Rosyjskie bombowce wystrzeliły na cele w Syrii 34 pociski manewrujące

W ramach ataków na pozycje Państwa Islamskiego w Syrii rosyjskie bombowce strategiczne Tu-22M3, Tu-160 i Tu-95MS wystrzeliły 34 pociski manewrujące na cele w prowincjach Aleppo i Idlib - oświadczył we wtorek minister obrony Rosji Siergiej Szojgu.

Powołując się na przedstawiciela Pentagonu agencja Reutera poinformowała wcześniej tego samego dnia, że Rosja wykorzystała bombowce strategiczne i pociski manewrujące woda-ziemia do atakowania wybranych celów w Syrii. Waszyngton został o tym powiadomiony przez rosyjskie władze.

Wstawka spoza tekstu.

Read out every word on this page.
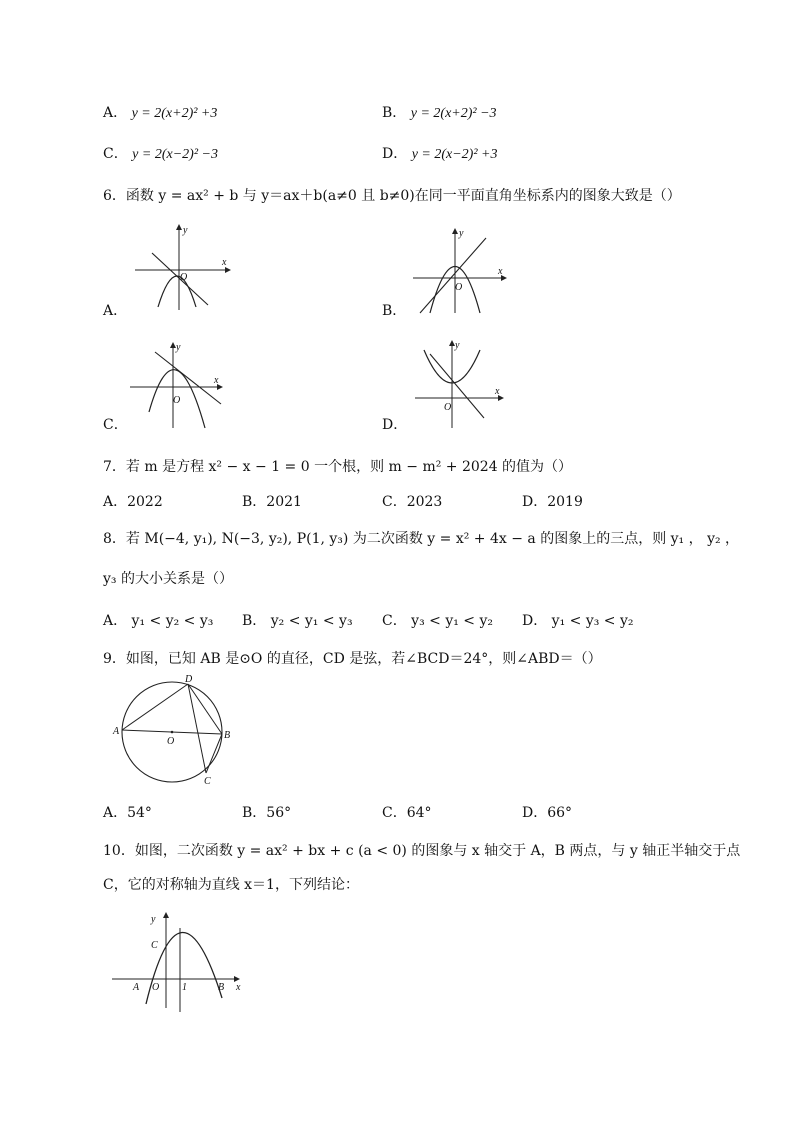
A． y = 2(x+2)² +3	B． y = 2(x+2)² −3
C． y = 2(x−2)² −3	D． y = 2(x−2)² +3
6．函数 y = ax² + b 与 y＝ax＋b(a≠0 且 b≠0)在同一平面直角坐标系内的图象大致是（）
x
y
O
A．
x
y
O
B．
x
y
O
C．
x
y
O
D．
7．若 m 是方程 x² − x − 1 = 0 一个根，则 m − m² + 2024 的值为（）
A．2022	B．2021	C．2023	D．2019
8．若 M(−4, y₁), N(−3, y₂), P(1, y₃) 为二次函数 y = x² + 4x − a 的图象上的三点，则 y₁ ， y₂ ，
y₃ 的大小关系是（）
A． y₁ < y₂ < y₃ B． y₂ < y₁ < y₃ C． y₃ < y₁ < y₂ D． y₁ < y₃ < y₂
9．如图，已知 AB 是⊙O 的直径，CD 是弦，若∠BCD＝24°，则∠ABD＝（）
A	B
C
D
O
A．54°	B．56°	C．64°	D．66°
10．如图，二次函数 y = ax² + bx + c (a < 0) 的图象与 x 轴交于 A，B 两点，与 y 轴正半轴交于点
C，它的对称轴为直线 x＝1，下列结论：
y
x
C
A O 1	B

Reuters podkreśla, że amerykańskie ministerstwo obrony dostało w tej sprawie oficjalną notę od Rosjan. Ma to związek z podpisanymi przez obie strony protokołami dotyczącymi bezpieczeństwa w powietrzu. Rozmówca Reutera dodał, że jednym z celów bombardowań miało być uznawane za stolicę Państwa Islamskiego (IS) miasto Ar-Rakka w prowincji o tej samej nazwie.

O atakach z wykorzystaniem pocisków manewrujących na Rakkę informowały wcześniej tego dnia także światowe media. Według francuskiego dziennika "Le Monde" pociski wystrzelono we wtorek rano z rosyjskich okrętów znajdujących się na Morzu Śródziemnym. Dziennik pisze, że pociski manewrujące przeleciały nad terytorium Turcji.

Rosyjska agencja RBK podała, że pociski manewrujące woda-ziemia Kalibr zostały odpalone z okrętu podwodnego. Powołując się na źródło w Ministerstwie Obrony Rosji agencja przekazała, że wystrzelił je konwencjonalny okręt podwodny "Rostow-na-Donu", płynący z rejonu operowania Floty Północnej do Noworosyjska nad Morzem Czarnym. Źródło RBK podkreśliło, że był to pierwszy w historii Rosji atak pociskami manewrującymi z okrętu podwodnego na pozycje realnego przeciwnika.

RBK poinformowała, że celami były bazy treningowe, sztaby, składy broni i amunicji oraz punkty dyslokacji oddziałów bojowników IS.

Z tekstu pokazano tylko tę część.